Lately I’ve made some interesting decisions which are for the better.
Nope its private, so don’t ask.
One decision I’ve made is to stay away from male coworkers. I’ll talk with them at work, but as far as getting too close, nope not going to happen. It’s just better that way. “No I don’t want their number, No I don’t want to give them mine, No, I don’t want to meet them no where, No, I don’t want none of their time…” I all ready know the rumor mill and the gossip train would start if I was talking to someone at work. Can’t even get away from that when it’s not related to dudes.
So I’ve been meeting new people who seem pretty cool and I like them. They remind me of my good friends I’ve had throughout my life.
*Stupid thing wouldn’t scroll up like I wanted*
It’s nice to get some things accomplished that I’ve been working on.

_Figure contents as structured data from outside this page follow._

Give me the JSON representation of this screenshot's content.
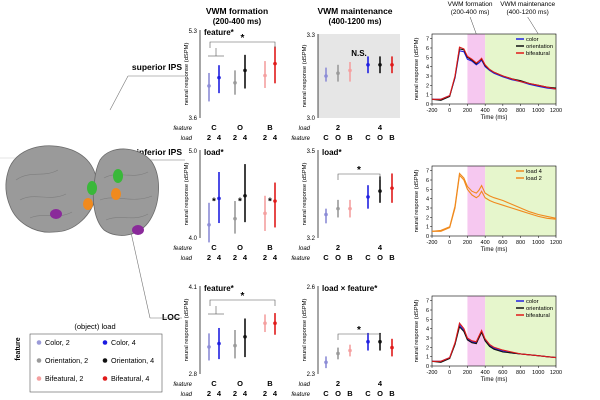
{
  "headers": {
    "formation": "VWM formation",
    "formation_range": "(200-400 ms)",
    "maintenance": "VWM maintenance",
    "maintenance_range": "(400-1200 ms)"
  },
  "regions": {
    "superior": "superior IPS",
    "inferior": "inferior IPS",
    "loc": "LOC"
  },
  "legend": {
    "title": "(object) load",
    "side_label": "feature",
    "entries": [
      {
        "label": "Color, 2",
        "color": "#9a9ad8"
      },
      {
        "label": "Color, 4",
        "color": "#1a1ae0"
      },
      {
        "label": "Orientation, 2",
        "color": "#9a9a9a"
      },
      {
        "label": "Orientation, 4",
        "color": "#111111"
      },
      {
        "label": "Bifeatural, 2",
        "color": "#f4a0a0"
      },
      {
        "label": "Bifeatural, 4",
        "color": "#e01a1a"
      }
    ]
  },
  "axis_words": {
    "feature": "feature",
    "load": "load",
    "ylabel": "neural response (dSPM)"
  },
  "colors": {
    "c2": "#8c8cd6",
    "c4": "#2020e0",
    "o2": "#9a9a9a",
    "o4": "#111111",
    "b2": "#f4a0a0",
    "b4": "#e01a1a",
    "magenta": "#f6c8f0",
    "green": "#e6f6cc",
    "orange": "#f08a1e"
  },
  "chart_data": [
    {
      "id": "sup-form",
      "type": "scatter",
      "layout": "grouped-by-feature",
      "title": "feature*",
      "ylim": [
        3.6,
        5.3
      ],
      "yticks": [
        "5.3",
        "3.6"
      ],
      "groups": [
        "C",
        "O",
        "B"
      ],
      "loads": [
        "2",
        "4"
      ],
      "points": [
        {
          "series": "Color, 2",
          "mean": 4.22,
          "low": 3.92,
          "high": 4.47
        },
        {
          "series": "Color, 4",
          "mean": 4.38,
          "low": 4.08,
          "high": 4.62
        },
        {
          "series": "Orientation, 2",
          "mean": 4.28,
          "low": 4.05,
          "high": 4.52
        },
        {
          "series": "Orientation, 4",
          "mean": 4.52,
          "low": 4.17,
          "high": 4.82
        },
        {
          "series": "Bifeatural, 2",
          "mean": 4.42,
          "low": 4.18,
          "high": 4.7
        },
        {
          "series": "Bifeatural, 4",
          "mean": 4.65,
          "low": 4.27,
          "high": 4.98
        }
      ],
      "sig": "*"
    },
    {
      "id": "sup-maint",
      "type": "scatter",
      "layout": "grouped-by-load",
      "title": "N.S.",
      "ylim": [
        3.0,
        3.3
      ],
      "yticks": [
        "3.3",
        "3.0"
      ],
      "groups": [
        "2",
        "4"
      ],
      "features": [
        "C",
        "O",
        "B"
      ],
      "points": [
        {
          "series": "Color, 2",
          "mean": 3.15,
          "low": 3.13,
          "high": 3.18
        },
        {
          "series": "Orientation, 2",
          "mean": 3.16,
          "low": 3.13,
          "high": 3.19
        },
        {
          "series": "Bifeatural, 2",
          "mean": 3.17,
          "low": 3.13,
          "high": 3.2
        },
        {
          "series": "Color, 4",
          "mean": 3.19,
          "low": 3.16,
          "high": 3.22
        },
        {
          "series": "Orientation, 4",
          "mean": 3.19,
          "low": 3.16,
          "high": 3.22
        },
        {
          "series": "Bifeatural, 4",
          "mean": 3.19,
          "low": 3.16,
          "high": 3.22
        }
      ]
    },
    {
      "id": "inf-form",
      "type": "scatter",
      "layout": "grouped-by-feature",
      "title": "load*",
      "ylim": [
        4.0,
        5.0
      ],
      "yticks": [
        "5.0",
        "4.0"
      ],
      "groups": [
        "C",
        "O",
        "B"
      ],
      "loads": [
        "2",
        "4"
      ],
      "points": [
        {
          "series": "Color, 2",
          "mean": 4.15,
          "low": 3.95,
          "high": 4.4
        },
        {
          "series": "Color, 4",
          "mean": 4.45,
          "low": 4.17,
          "high": 4.75
        },
        {
          "series": "Orientation, 2",
          "mean": 4.22,
          "low": 4.05,
          "high": 4.42
        },
        {
          "series": "Orientation, 4",
          "mean": 4.48,
          "low": 4.18,
          "high": 4.84
        },
        {
          "series": "Bifeatural, 2",
          "mean": 4.28,
          "low": 4.08,
          "high": 4.48
        },
        {
          "series": "Bifeatural, 4",
          "mean": 4.42,
          "low": 4.12,
          "high": 4.63
        }
      ],
      "stars": [
        "*",
        "*",
        "*"
      ]
    },
    {
      "id": "inf-maint",
      "type": "scatter",
      "layout": "grouped-by-load",
      "title": "load*",
      "ylim": [
        3.2,
        3.5
      ],
      "yticks": [
        "3.5",
        "3.2"
      ],
      "groups": [
        "2",
        "4"
      ],
      "features": [
        "C",
        "O",
        "B"
      ],
      "points": [
        {
          "series": "Color, 2",
          "mean": 3.28,
          "low": 3.25,
          "high": 3.3
        },
        {
          "series": "Orientation, 2",
          "mean": 3.3,
          "low": 3.27,
          "high": 3.33
        },
        {
          "series": "Bifeatural, 2",
          "mean": 3.3,
          "low": 3.27,
          "high": 3.33
        },
        {
          "series": "Color, 4",
          "mean": 3.34,
          "low": 3.3,
          "high": 3.38
        },
        {
          "series": "Orientation, 4",
          "mean": 3.36,
          "low": 3.32,
          "high": 3.41
        },
        {
          "series": "Bifeatural, 4",
          "mean": 3.37,
          "low": 3.32,
          "high": 3.42
        }
      ],
      "sig": "*"
    },
    {
      "id": "loc-form",
      "type": "scatter",
      "layout": "grouped-by-feature",
      "title": "feature*",
      "ylim": [
        2.8,
        4.1
      ],
      "yticks": [
        "4.1",
        "2.8"
      ],
      "groups": [
        "C",
        "O",
        "B"
      ],
      "loads": [
        "2",
        "4"
      ],
      "points": [
        {
          "series": "Color, 2",
          "mean": 3.2,
          "low": 3.0,
          "high": 3.4
        },
        {
          "series": "Color, 4",
          "mean": 3.25,
          "low": 3.02,
          "high": 3.48
        },
        {
          "series": "Orientation, 2",
          "mean": 3.22,
          "low": 3.03,
          "high": 3.45
        },
        {
          "series": "Orientation, 4",
          "mean": 3.35,
          "low": 3.05,
          "high": 3.62
        },
        {
          "series": "Bifeatural, 2",
          "mean": 3.55,
          "low": 3.42,
          "high": 3.68
        },
        {
          "series": "Bifeatural, 4",
          "mean": 3.55,
          "low": 3.38,
          "high": 3.7
        }
      ],
      "sig": "*"
    },
    {
      "id": "loc-maint",
      "type": "scatter",
      "layout": "grouped-by-load",
      "title": "load × feature*",
      "ylim": [
        2.3,
        2.6
      ],
      "yticks": [
        "2.6",
        "2.3"
      ],
      "groups": [
        "2",
        "4"
      ],
      "features": [
        "C",
        "O",
        "B"
      ],
      "points": [
        {
          "series": "Color, 2",
          "mean": 2.34,
          "low": 2.32,
          "high": 2.36
        },
        {
          "series": "Orientation, 2",
          "mean": 2.37,
          "low": 2.35,
          "high": 2.39
        },
        {
          "series": "Bifeatural, 2",
          "mean": 2.38,
          "low": 2.36,
          "high": 2.4
        },
        {
          "series": "Color, 4",
          "mean": 2.41,
          "low": 2.38,
          "high": 2.44
        },
        {
          "series": "Orientation, 4",
          "mean": 2.41,
          "low": 2.38,
          "high": 2.44
        },
        {
          "series": "Bifeatural, 4",
          "mean": 2.39,
          "low": 2.36,
          "high": 2.42
        }
      ],
      "sig": "*"
    },
    {
      "id": "sup-time",
      "type": "line",
      "xlim": [
        -200,
        1200
      ],
      "ylim": [
        0,
        7.5
      ],
      "xticks": [
        -200,
        0,
        200,
        400,
        600,
        800,
        1000,
        1200
      ],
      "yticks": [
        0,
        1,
        2,
        3,
        4,
        5,
        6,
        7
      ],
      "xlabel": "Time (ms)",
      "ylabel": "neural response (dSPM)",
      "annotations": [
        "VWM formation",
        "(200-400 ms)",
        "VWM maintenance",
        "(400-1200 ms)"
      ],
      "legend": [
        "color",
        "orientation",
        "bifeatural"
      ],
      "x": [
        -200,
        -100,
        0,
        60,
        110,
        160,
        200,
        250,
        300,
        330,
        360,
        400,
        450,
        500,
        600,
        700,
        800,
        900,
        1000,
        1100,
        1200
      ],
      "series": [
        {
          "name": "color",
          "color": "#2020e0",
          "values": [
            0.5,
            0.5,
            0.9,
            2.8,
            5.7,
            5.6,
            4.8,
            4.6,
            4.2,
            4.4,
            4.7,
            4.0,
            3.6,
            3.3,
            2.9,
            2.6,
            2.4,
            2.1,
            1.9,
            1.7,
            1.6
          ]
        },
        {
          "name": "orientation",
          "color": "#111111",
          "values": [
            0.5,
            0.4,
            0.8,
            2.9,
            5.9,
            5.8,
            5.0,
            4.7,
            4.3,
            4.6,
            4.8,
            4.1,
            3.7,
            3.4,
            3.0,
            2.7,
            2.5,
            2.2,
            2.0,
            1.8,
            1.7
          ]
        },
        {
          "name": "bifeatural",
          "color": "#e01a1a",
          "values": [
            0.5,
            0.5,
            0.9,
            3.0,
            6.1,
            5.9,
            5.1,
            4.8,
            4.4,
            4.6,
            4.9,
            4.2,
            3.7,
            3.4,
            3.0,
            2.7,
            2.4,
            2.2,
            2.0,
            1.8,
            1.6
          ]
        }
      ]
    },
    {
      "id": "inf-time",
      "type": "line",
      "xlim": [
        -200,
        1200
      ],
      "ylim": [
        0,
        7.5
      ],
      "xticks": [
        -200,
        0,
        200,
        400,
        600,
        800,
        1000,
        1200
      ],
      "yticks": [
        0,
        1,
        2,
        3,
        4,
        5,
        6,
        7
      ],
      "xlabel": "Time (ms)",
      "ylabel": "neural response (dSPM)",
      "legend": [
        "load 4",
        "load 2"
      ],
      "x": [
        -200,
        -100,
        0,
        60,
        110,
        160,
        200,
        250,
        300,
        330,
        360,
        400,
        450,
        500,
        600,
        700,
        800,
        900,
        1000,
        1100,
        1200
      ],
      "series": [
        {
          "name": "load 4",
          "color": "#f08a1e",
          "values": [
            0.5,
            0.6,
            1.0,
            3.2,
            6.7,
            6.2,
            5.3,
            4.8,
            4.6,
            4.9,
            5.4,
            4.6,
            4.3,
            4.1,
            3.8,
            3.4,
            3.0,
            2.6,
            2.3,
            2.1,
            1.9
          ]
        },
        {
          "name": "load 2",
          "color": "#f08a1e",
          "values": [
            0.5,
            0.5,
            0.9,
            3.0,
            6.5,
            6.0,
            5.0,
            4.4,
            4.1,
            4.3,
            4.8,
            4.1,
            3.8,
            3.6,
            3.3,
            3.0,
            2.7,
            2.4,
            2.1,
            1.9,
            1.8
          ]
        }
      ]
    },
    {
      "id": "loc-time",
      "type": "line",
      "xlim": [
        -200,
        1200
      ],
      "ylim": [
        0,
        7.5
      ],
      "xticks": [
        -200,
        0,
        200,
        400,
        600,
        800,
        1000,
        1200
      ],
      "yticks": [
        0,
        1,
        2,
        3,
        4,
        5,
        6,
        7
      ],
      "xlabel": "Time (ms)",
      "ylabel": "neural response (dSPM)",
      "legend": [
        "color",
        "orientation",
        "bifeatural"
      ],
      "x": [
        -200,
        -100,
        0,
        60,
        110,
        160,
        200,
        250,
        300,
        330,
        360,
        400,
        450,
        500,
        600,
        700,
        800,
        900,
        1000,
        1100,
        1200
      ],
      "series": [
        {
          "name": "color",
          "color": "#2020e0",
          "values": [
            0.5,
            0.5,
            0.9,
            2.4,
            4.4,
            3.8,
            2.9,
            2.6,
            2.5,
            3.1,
            3.7,
            2.8,
            2.2,
            1.9,
            1.6,
            1.4,
            1.3,
            1.2,
            1.1,
            1.0,
            0.9
          ]
        },
        {
          "name": "orientation",
          "color": "#111111",
          "values": [
            0.5,
            0.4,
            0.8,
            2.3,
            4.2,
            3.7,
            2.8,
            2.5,
            2.4,
            3.0,
            3.6,
            2.7,
            2.1,
            1.8,
            1.5,
            1.4,
            1.3,
            1.2,
            1.1,
            1.0,
            0.9
          ]
        },
        {
          "name": "bifeatural",
          "color": "#e01a1a",
          "values": [
            0.5,
            0.5,
            0.9,
            2.5,
            4.6,
            4.0,
            3.0,
            2.7,
            2.6,
            3.2,
            3.8,
            2.9,
            2.3,
            2.0,
            1.7,
            1.5,
            1.3,
            1.2,
            1.1,
            1.0,
            0.9
          ]
        }
      ]
    }
  ]
}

I still feel that people tend to think they know who I am. I really hate that, but you know there’s not much you can do when someone believes what everyone else tells them. Always feels like a group of people against one. Kind of like my character in the story. Feeling like you’re backed against the wall with people telling you who you are without even asking you. You know who you are, but it doesn’t matter.
I actually know who’s to blame for that. They know who they are.
Still I’m doing things I want to do and enjoying it, no matter what.
Still a lot of people are in pain. You can see it on their face.
Strange something seemed moved.
Oh yeah I guess my singing has been annoying the neighbors even though they make sure to tell me they can’t hear me. So how the heck can they hear me when my TV is up loud while I’m singing. I even whisper and they can hear me. Really strange. I can’t hear them and only occasionally when they get really loud.
I always seem to have nosy people in my life. I assume it’s because I don’t share my life with them. How can I trust any one when they think they know who I am and when they make it apparent they are being nosy. I don’t like people all up in my business. It’s my business and if I choose to share it with you then that’s different. I don’t have to share everything with you.
Trust is not given it’s earned. If you ever want me to trust you then you need to get out of my business. Also making fun of me doesn’t work either. I can’t trust anyone who thinks it’s OK to make fun of me because to me that’s being a bully and that’s not who I want in my life. I am very picky with who to trust and who I want in my life. Most people fail miserably at earning my trust.